The countersinking below the crest is done to minimize the risk of implant interface movement during bone remodeling, to prevent implant exposure during healing and also to enhance the emergence profile. Countersinking places the implant micro gap below the crestal bone. The microgap-crestal bone level relationship was studied radiographically by Hermann et al, who for the first time, demonstrated that the microgap between the implant/abutment has a direct effect on crestal bone loss, independent of surgical approaches. Epithelial proliferation to establish biological width could be responsible for crestal bone loss found about 2mm below the microgap.
4. Occlusal Overload
Excessive stress on the immature implant bone interface in the early stage of prosthesis in function is likely to cause crestal bone loss.
Cortical bone is least resistant to shear force, which is significantly increased in bending overload. However, bone loss from occlusal overload is considered to be progressive rather than limited to the first year of loading.
5. Crest Module
The transosteal region of the implant receives crestal stresses after loading.

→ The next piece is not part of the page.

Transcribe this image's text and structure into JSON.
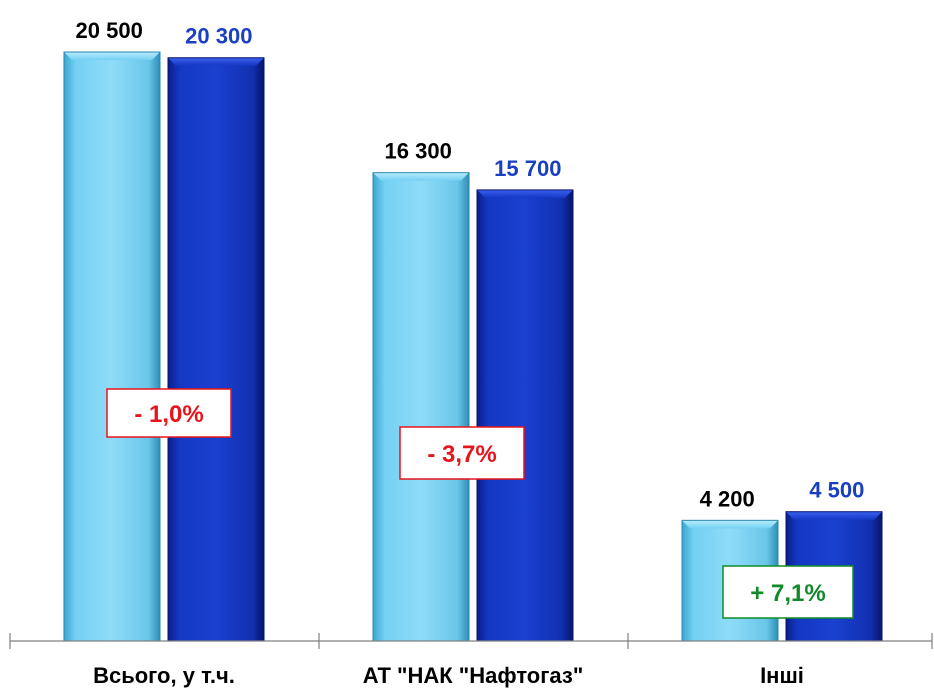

The crest module design can transmit different types of forces onto the bone, which depends upon its surface texture and shape. A polished collar and a straight crest module design transmit shear force, whereas a rough surface with an angled collar transmits beneficial compressive force to the bone.
Research on crestal bone loss around dental implants has largely focused on implant systems with matching diameter implant seating surfaces and restorative components. In 1991, the 3i wide diameter 5.0 and 6.0 mm implants were designed with a matching diameter seating surface to be used mainly for poor quality bones to achieve improved stability. However, when introduced, there were no matching diameter prosthetic components available, and as a result, most of the initially placed implants were restored with standard 4.1 mm diameter components, which created a 0.45mm or 0.95 mm circumferential horizontal difference in dimension.
Radiographical reviews after the initial 5 year period revealed that when matching diameter implants and restorative components are used, the crestal bone contacting the implant normally remodelled to ~ 1.5-2 mm apically ~ to the first thread. In contrast, when smaller diameter components were placed on wider diameter platforms, the amount of crestal remodelling was reduced. Many platform switched restored implants exhibited no vertical loss in crestal bone height.
Thus, the discovery of the concept was a serendipity!